Pour le reste, lorsque votre question se fera plus précise, nos échanges le seront aussi. Sinon que, je suis moi-même l’organisateur structurel de mes convictions puisque pour moi la politique ne se fait pas par procuration ! Quant à votre incapacité à me lire politiquement, j’ai aussi du mal à la suivre. Pour moi, c’est moins les hommes qui comptent que les faits ou les valeurs dont ces hommes sont porteurs.
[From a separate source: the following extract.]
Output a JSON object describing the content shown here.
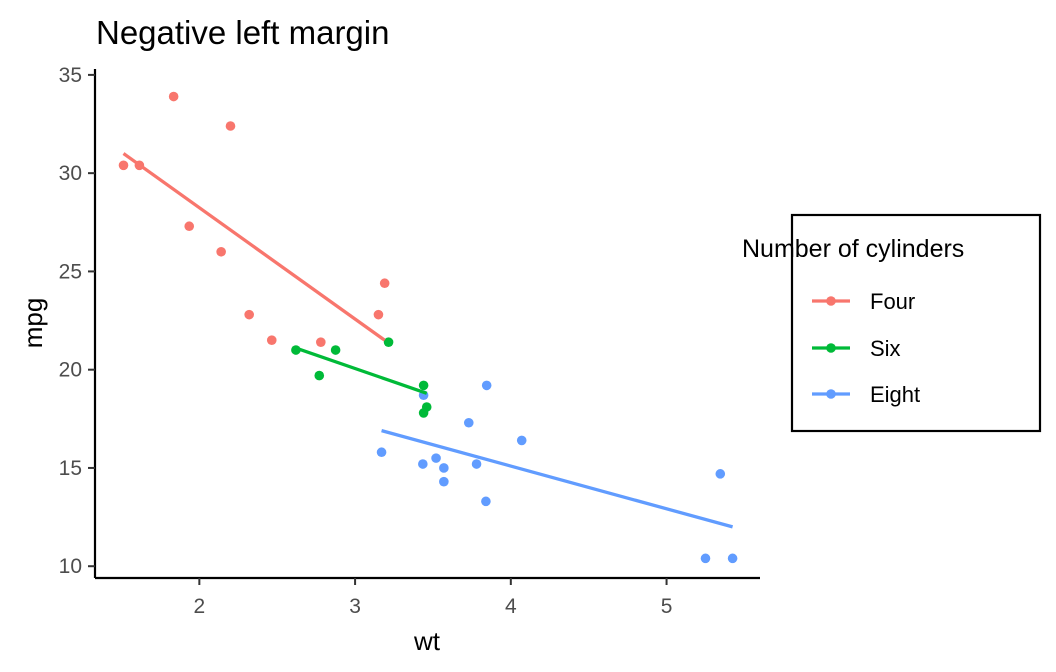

Au ministère de l’Economie et des Fiances où j’ai servi pendant 17 ans, des témoignages vous éclaireront sans doute sur ma vocation aux choix des valeurs, de l’intérêt général, du travail, du respect de la parole donnée et de l’engagement. Ainsi, au Gouvernement de réconciliation nationale de 2003 à fin 2005, je ne pouvais comprendre que des ministres viennent vénérer le chef de l’état lors des conseils de ministres, décident avec lui et partent le vilipender dans leurs chapelles politiques partisanes respectives. C’est sans doute la rareté des acteurs politiques dans la défense de ces valeurs qui crée la confusion dans votre esprit et je peux le comprendre.